Yeah, I rode the triple, start to finish. Wish I would have had waterproof chain lube (and socks). Otherwise, the Siena performed great. I put over 2,000 miles on it this year and it has held up well so far. Not a ton of miles, but I pretty much switched to my mountain bike after the triple. Only surprise to me has been the loosening of bolts and screws (not sure if this is related to the ti frame or the new bike breaking in); I have had to tighten headset, crank bolt, and water bottle screws each a couple times. I had two flat tires all summer. 

My conclusion so far is that you won't find Tom Danielson going for a record hill climb with this bike, but the '06 Siena is a great all around bike, for the demanding rec rider or racer.

IMO: From test rides only, the '05 Siena did not have the stiffness or responsiveness of the '06 (and I don't like the carbon seat stays on '05). In my test rides, the '06 felt like a race bike and the '05 did not. That's all.


----------



## estone2

Lamdog said:


> Wanted to know some impressions and review from others before diving in ... thanks all!


I rented one in Colorado with a Compact crankset.
It was really supple, and stiff.

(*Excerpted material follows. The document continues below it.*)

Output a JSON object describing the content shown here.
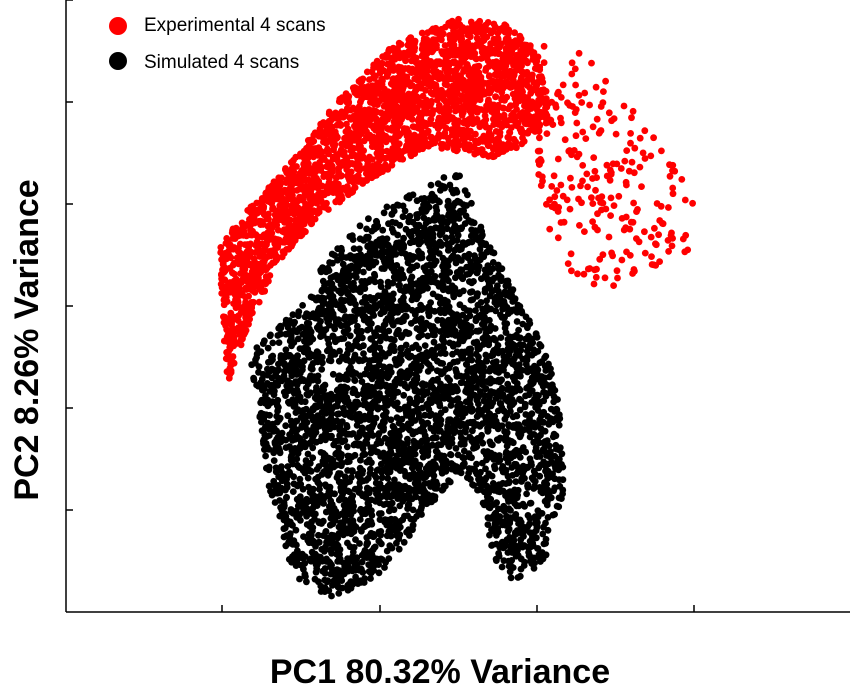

I took it on a climb in Rocky Mtn National Park that was 11 miles of one way, crazy-steep dirt road climbing. (I was stupid and thought it would get paved... or less steep... heh...)

I was not sore at all, and got up to 11 or 12000 feet just fine (for reference's sake, I live in Illinois, with NO climbing, bridges are my climbs, no joke, and I live at 2300 feet or so.), with no discomfort on the bike. I then rode the bike back down, and hit 59mph. The bike was not remotely sketchy, handled very smoothly and predictably, and handled very calmly; even at 59mph I was not uncomfortable, on a curvy mountain road.

The wheels are smooth, fast rolling, and all that great stuff. The gruppo is great. The two gripes I had about the bike were that there was 1) Not much drop on the bike (it was a rental with only an inch or so of drop, and I'm a drop maniac), and 2) The Aliante saddle does get a bit uncomfortable for me at least. I like less padding, and the ability to move around more. However, it was only a bit uncomfortable, and it wasn't a major discomfort in any way - I could have done 50 more miles.
-estone2


----------